Geller got exactly what she wanted: her very own fatwa. You’re nobody in this town until you’ve been fatwa-ed. Pray that no harm comes to her, I hasten to say.

I take a back seat to no one when it comes to defending free speech — even that of the worst sorts. We let neo-Nazis and the Ku Klux Klan march and protest because the true test of free speech is that unpopular speech is tolerated.

That said, we needn’t embrace or celebrate people like Geller, who intentionally try to provoke a confrontation. She’s welcome to sponsor a cartoon contest, but we don’t have to attend. If Geller wants to stand on street corners and shout her views, no one has to listen.

Sometimes the messenger really is the problem. And oftentimes, the medium is, too.

It is more or less consistently true that First Amendment warriors are forced to defend not only undesirable sorts but also really bad art. When a Danish cartoonist was forced into hiding following an earlier Prophet-cartoon challenge, I raced to the front lines in his defense. But I was painfully aware that most of the cartoons were amateurish and witless.

A good cartoon isn’t just a drawing but offers layers of meaning that illuminate in subtly humorous ways. The best ones are often wordless and artfully combine more than one thought or event. This seems rarely the case with Prophet caricatures. Perhaps this is because the driving force behind such drawings lacks the wryness required of the dispassionate disposal of one’s target. Sometimes an arched brow is more devastating than an arched bow.

The same, regrettably, can be said of Charlie Hebdo, if we can intellectually separate the horror of what happened to the magazine’s staff in Paris in January from the work that provoked the savage attack. Not all satire is equal.

Even so, the protection of free speech isn’t only for the genius mind but for all equally.
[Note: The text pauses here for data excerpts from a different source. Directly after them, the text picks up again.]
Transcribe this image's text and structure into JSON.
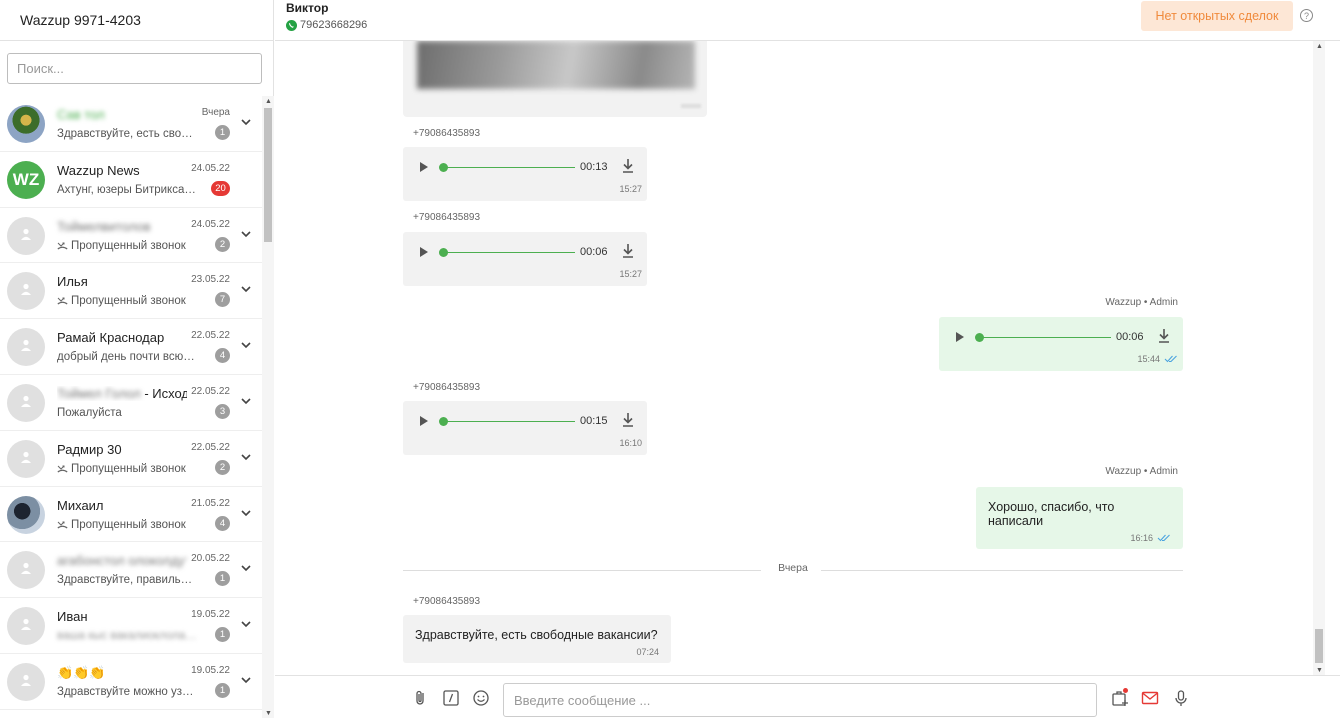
{
  "account": {
    "title": "Wazzup 9971-4203"
  },
  "search": {
    "placeholder": "Поиск..."
  },
  "chats": [
    {
      "name": "Сав тол",
      "blurred": true,
      "green": true,
      "avatar": "photo1",
      "preview": "Здравствуйте, есть свобо...",
      "date": "Вчера",
      "badge": "1",
      "missed": false
    },
    {
      "name": "Wazzup News",
      "blurred": false,
      "avatar": "wz",
      "avatar_text": "WZ",
      "preview": "Ахтунг, юзеры Битрикса! ...",
      "date": "24.05.22",
      "badge": "20",
      "badge_red": true,
      "missed": false
    },
    {
      "name": "Тоймелвитолов",
      "blurred": true,
      "avatar": "default",
      "preview": "Пропущенный звонок",
      "date": "24.05.22",
      "badge": "2",
      "missed": true
    },
    {
      "name": "Илья",
      "blurred": false,
      "avatar": "default",
      "preview": "Пропущенный звонок",
      "date": "23.05.22",
      "badge": "7",
      "missed": true
    },
    {
      "name": "Рамай Краснодар",
      "blurred": false,
      "avatar": "default",
      "preview": "добрый день почти всю н...",
      "date": "22.05.22",
      "badge": "4",
      "missed": false
    },
    {
      "name": "Тоймел Голол - Исход...",
      "blurred": false,
      "partial_blur": true,
      "avatar": "default",
      "preview": "Пожалуйста",
      "date": "22.05.22",
      "badge": "3",
      "missed": false
    },
    {
      "name": "Радмир 30",
      "blurred": false,
      "avatar": "default",
      "preview": "Пропущенный звонок",
      "date": "22.05.22",
      "badge": "2",
      "missed": true
    },
    {
      "name": "Михаил",
      "blurred": false,
      "avatar": "photo2",
      "preview": "Пропущенный звонок",
      "date": "21.05.22",
      "badge": "4",
      "missed": true
    },
    {
      "name": "агабонстол олоколдут",
      "blurred": true,
      "avatar": "default",
      "preview": "Здравствуйте, правильно ...",
      "date": "20.05.22",
      "badge": "1",
      "missed": false
    },
    {
      "name": "Иван",
      "blurred": false,
      "avatar": "default",
      "preview": "ваша кыс вакалиоклоладот",
      "preview_blurred": true,
      "date": "19.05.22",
      "badge": "1",
      "missed": false
    },
    {
      "name": "👏👏👏",
      "blurred": false,
      "avatar": "default",
      "preview": "Здравствуйте можно узна...",
      "date": "19.05.22",
      "badge": "1",
      "missed": false
    }
  ],
  "header": {
    "contact_name": "Виктор",
    "contact_phone": "79623668296",
    "deal_button": "Нет открытых сделок",
    "help_label": "?"
  },
  "messages": {
    "voice1": {
      "sender": "+79086435893",
      "duration": "00:13",
      "time": "15:27"
    },
    "voice2": {
      "sender": "+79086435893",
      "duration": "00:06",
      "time": "15:27"
    },
    "voice3": {
      "sender": "Wazzup • Admin",
      "duration": "00:06",
      "time": "15:44"
    },
    "voice4": {
      "sender": "+79086435893",
      "duration": "00:15",
      "time": "16:10"
    },
    "text1": {
      "sender": "Wazzup • Admin",
      "text": "Хорошо, спасибо, что написали",
      "time": "16:16"
    },
    "day_separator": "Вчера",
    "text2": {
      "sender": "+79086435893",
      "text": "Здравствуйте, есть свободные вакансии?",
      "time": "07:24"
    }
  },
  "composer": {
    "placeholder": "Введите сообщение ..."
  },
  "colors": {
    "accent": "#4caf50",
    "badge_red": "#e53935",
    "deal_bg": "#fde7d6",
    "deal_text": "#f08a3c",
    "out_bubble": "#e6f7e8",
    "in_bubble": "#f2f2f2"
  },
  "icons": [
    "chevron-down-icon",
    "missed-call-icon",
    "whatsapp-icon",
    "help-icon",
    "play-icon",
    "download-icon",
    "double-check-icon",
    "attach-icon",
    "template-icon",
    "emoji-icon",
    "add-deal-icon",
    "mail-icon",
    "microphone-icon"
  ]
}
And though it takes little talent to draw attention to oneself these days, it is sad when someone flaunts America’s first principle as an accessory to ambition or violence.

Our Founding Fathers didn’t bequeath only freedom of religion and expression from government tyranny but also the freedom to think as the enlightened progeny of some of history’s most creative, inventive and philosophical minds.

It is easy to imagine their disappointment at the character of today’s debate.